PowerMap Lets Users Visualize the Lay of the CRM Land
PowerMap for Microsoft Dynamics CRM lets users create visual representations of data sets by sticking pins onto a virtual map. It's intuitive to use: Pick a pin, pick a CRM entity, pick a view. Users can click on a pin to select a record, and information will pop up on the screen. Clicking on the name of a record opens it in a separate window.
PowerObjects has released PowerMap, a new add-on for Microsoft Dynamics CRM. This is the first iteration of the product, and the functionality is basic.
However, version 2, which is expected in a few weeks, will have stepped-up capabilities, PowerObjects CEO Dean Jones told CRM Buyer.
A more advanced version will follow within a few months, he said.
At its core, PowerMap does what the name suggests -- allows users to plot addresses of a group of entities on a map within Dynamics CRM.
"It is a way to create a visualization of geolocation in the database," Jones said.
Mapping data has become an essential tool for a lot of companies and though Dynamics CRM does provide some functionality in this area, PowerMap kicks it up a notch or two, he said.
How It Works
Information from a database is typically displayed in rows and columns, which can make it difficult to detect patterns. With PowerMap a user could geocode a company's accounts to see which states had the highest concentrations of its most profitable customers, for example. Or a firm could geocode the locations of all of its tractors, say.
However, PowerObjects anticipates that more common uses for the mapping functionality will be to visualize the locations of accounts, contacts or prospects -- perhaps for a sales rep who is setting out to visit a territory.
A user can geocode any entity in Dynamics CRM with this first iteration, Jones explained, including custom entity types. All that is required is an address field.
The Next Version
Version 2.0 will provide users with additional functionality. They will be able to use a map definition tool to create three views within a map instead of just one, for example.
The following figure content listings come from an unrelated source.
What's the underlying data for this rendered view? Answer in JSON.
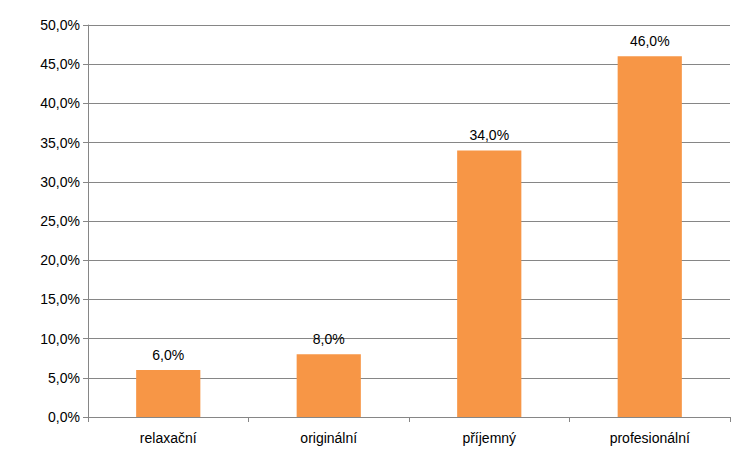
{
  "chart_data": {
    "type": "bar",
    "categories": [
      "relaxační",
      "originální",
      "příjemný",
      "profesionální"
    ],
    "values": [
      6,
      8,
      34,
      46
    ],
    "value_labels": [
      "6,0%",
      "8,0%",
      "34,0%",
      "46,0%"
    ],
    "color": "#f79646",
    "ylim": [
      0,
      50
    ],
    "yticks": [
      {
        "value": 0,
        "label": "0,0%"
      },
      {
        "value": 5,
        "label": "5,0%"
      },
      {
        "value": 10,
        "label": "10,0%"
      },
      {
        "value": 15,
        "label": "15,0%"
      },
      {
        "value": 20,
        "label": "20,0%"
      },
      {
        "value": 25,
        "label": "25,0%"
      },
      {
        "value": 30,
        "label": "30,0%"
      },
      {
        "value": 35,
        "label": "35,0%"
      },
      {
        "value": 40,
        "label": "40,0%"
      },
      {
        "value": 45,
        "label": "45,0%"
      },
      {
        "value": 50,
        "label": "50,0%"
      }
    ],
    "grid": true,
    "data_labels": true
  }
}
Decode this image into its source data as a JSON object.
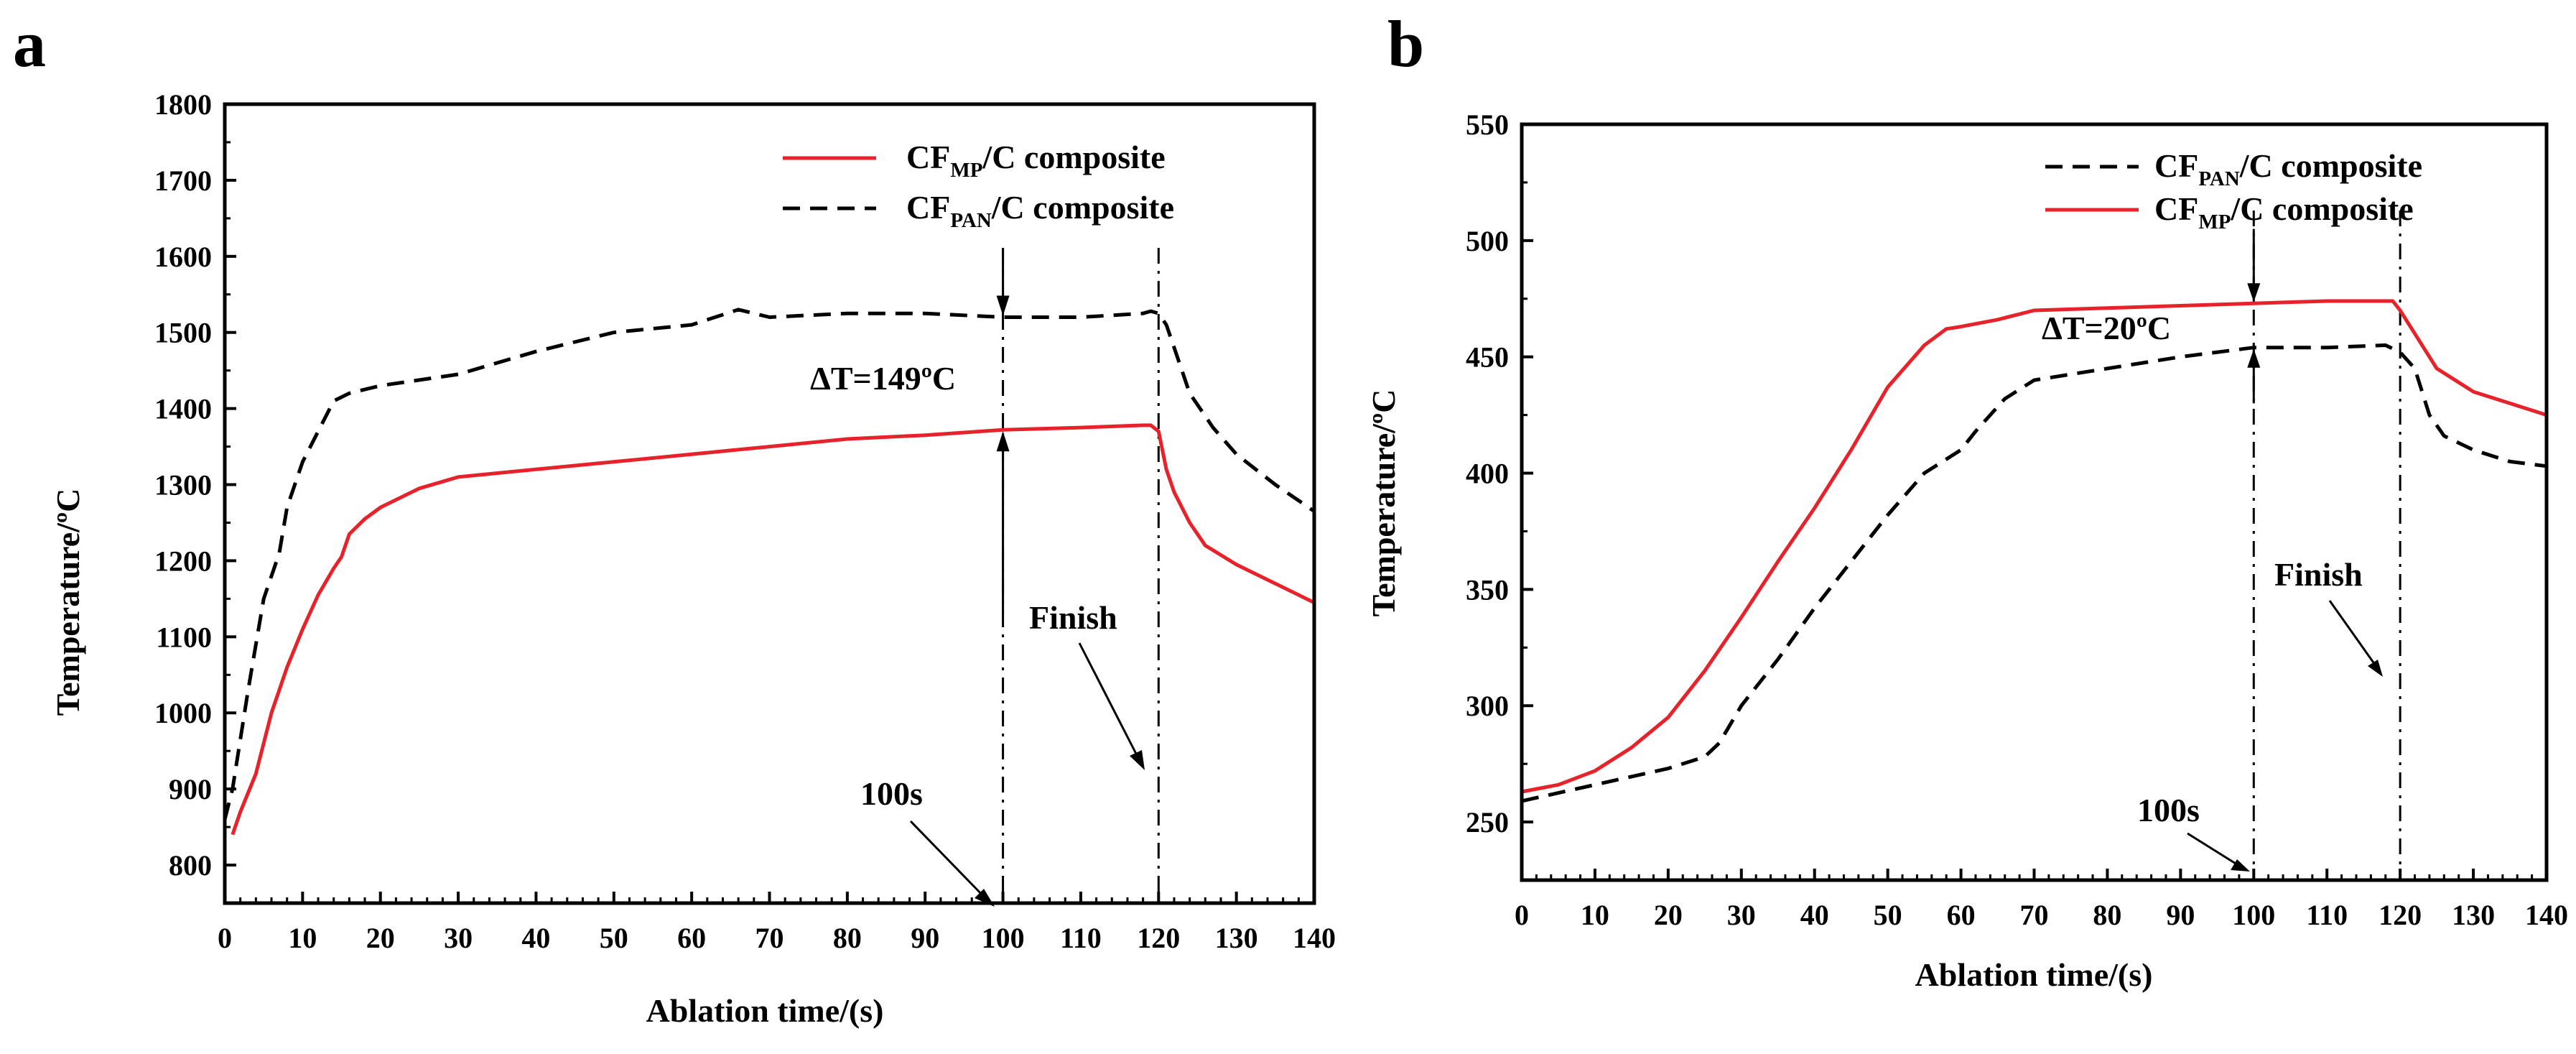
{
  "figure": {
    "colors": {
      "mp": "#e8222a",
      "pan": "#000000"
    },
    "panels": {
      "a": {
        "label": "a",
        "legend": [
          {
            "series": "mp",
            "prefix": "CF",
            "sub": "MP",
            "suffix": "/C composite"
          },
          {
            "series": "pan",
            "prefix": "CF",
            "sub": "PAN",
            "suffix": "/C composite"
          }
        ],
        "annotations": {
          "delta": "ΔT=149ºC",
          "time_mark": "100s",
          "finish": "Finish"
        }
      },
      "b": {
        "label": "b",
        "legend": [
          {
            "series": "pan",
            "prefix": "CF",
            "sub": "PAN",
            "suffix": "/C composite"
          },
          {
            "series": "mp",
            "prefix": "CF",
            "sub": "MP",
            "suffix": "/C composite"
          }
        ],
        "annotations": {
          "delta": "ΔT=20ºC",
          "time_mark": "100s",
          "finish": "Finish"
        }
      }
    }
  },
  "chart_data": [
    {
      "panel": "a",
      "type": "line",
      "title": "",
      "xlabel": "Ablation time/(s)",
      "ylabel": "Temperature/ºC",
      "xlim": [
        0,
        140
      ],
      "ylim": [
        750,
        1800
      ],
      "xticks": [
        0,
        10,
        20,
        30,
        40,
        50,
        60,
        70,
        80,
        90,
        100,
        110,
        120,
        130,
        140
      ],
      "yticks": [
        800,
        900,
        1000,
        1100,
        1200,
        1300,
        1400,
        1500,
        1600,
        1700,
        1800
      ],
      "vlines": [
        100,
        120
      ],
      "delta_t": 149,
      "series": [
        {
          "name": "CF_MP/C composite",
          "key": "mp",
          "x": [
            1,
            2,
            4,
            6,
            8,
            10,
            12,
            14,
            15,
            16,
            18,
            20,
            25,
            30,
            40,
            50,
            60,
            70,
            80,
            90,
            100,
            110,
            118,
            119,
            120,
            121,
            122,
            124,
            126,
            130,
            135,
            140
          ],
          "y": [
            840,
            870,
            920,
            1000,
            1060,
            1110,
            1155,
            1190,
            1205,
            1235,
            1255,
            1270,
            1295,
            1310,
            1320,
            1330,
            1340,
            1350,
            1360,
            1365,
            1372,
            1375,
            1378,
            1378,
            1370,
            1320,
            1290,
            1250,
            1220,
            1195,
            1170,
            1145
          ]
        },
        {
          "name": "CF_PAN/C composite",
          "key": "pan",
          "x": [
            0,
            1,
            3,
            5,
            7,
            8,
            10,
            12,
            14,
            16,
            20,
            30,
            40,
            50,
            60,
            66,
            70,
            80,
            90,
            100,
            110,
            118,
            119,
            120,
            121,
            122,
            124,
            127,
            130,
            135,
            140
          ],
          "y": [
            860,
            900,
            1030,
            1150,
            1210,
            1270,
            1330,
            1370,
            1410,
            1420,
            1430,
            1445,
            1475,
            1500,
            1510,
            1530,
            1520,
            1525,
            1525,
            1520,
            1520,
            1525,
            1528,
            1525,
            1510,
            1480,
            1420,
            1375,
            1340,
            1300,
            1265
          ]
        }
      ]
    },
    {
      "panel": "b",
      "type": "line",
      "title": "",
      "xlabel": "Ablation time/(s)",
      "ylabel": "Temperature/ºC",
      "xlim": [
        0,
        140
      ],
      "ylim": [
        225,
        550
      ],
      "xticks": [
        0,
        10,
        20,
        30,
        40,
        50,
        60,
        70,
        80,
        90,
        100,
        110,
        120,
        130,
        140
      ],
      "yticks": [
        250,
        300,
        350,
        400,
        450,
        500,
        550
      ],
      "vlines": [
        100,
        120
      ],
      "delta_t": 20,
      "series": [
        {
          "name": "CF_PAN/C composite",
          "key": "pan",
          "x": [
            0,
            10,
            20,
            25,
            27,
            30,
            35,
            40,
            45,
            50,
            55,
            60,
            62,
            66,
            70,
            80,
            90,
            100,
            110,
            118,
            120,
            122,
            124,
            126,
            130,
            135,
            140
          ],
          "y": [
            259,
            266,
            273,
            278,
            284,
            300,
            320,
            342,
            362,
            382,
            400,
            410,
            418,
            432,
            440,
            445,
            450,
            454,
            454,
            455,
            452,
            445,
            425,
            416,
            410,
            405,
            403
          ]
        },
        {
          "name": "CF_MP/C composite",
          "key": "mp",
          "x": [
            0,
            5,
            10,
            15,
            20,
            25,
            30,
            35,
            40,
            45,
            50,
            55,
            58,
            60,
            65,
            70,
            80,
            90,
            100,
            110,
            118,
            119,
            120,
            122,
            125,
            130,
            135,
            140
          ],
          "y": [
            263,
            266,
            272,
            282,
            295,
            315,
            338,
            362,
            385,
            410,
            437,
            455,
            462,
            463,
            466,
            470,
            471,
            472,
            473,
            474,
            474,
            474,
            470,
            460,
            445,
            435,
            430,
            425
          ]
        }
      ]
    }
  ]
}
A user could create a map with red pins signifying customers who appeared ready to leave a company; green pins signifying customers likely to increase their business; and blue pins indicating stable customers.
In the third version, PowerMap will gain heat map functionality, routing and directions, Jones said.
In the case of directions, a user will be able to click on a pin and get "to" and "from" directions from that location. With routing, a user will be able to tick off seven different locations, say, and get the most efficient route to take. Heat maps will illustrate the density of the data in a particular area.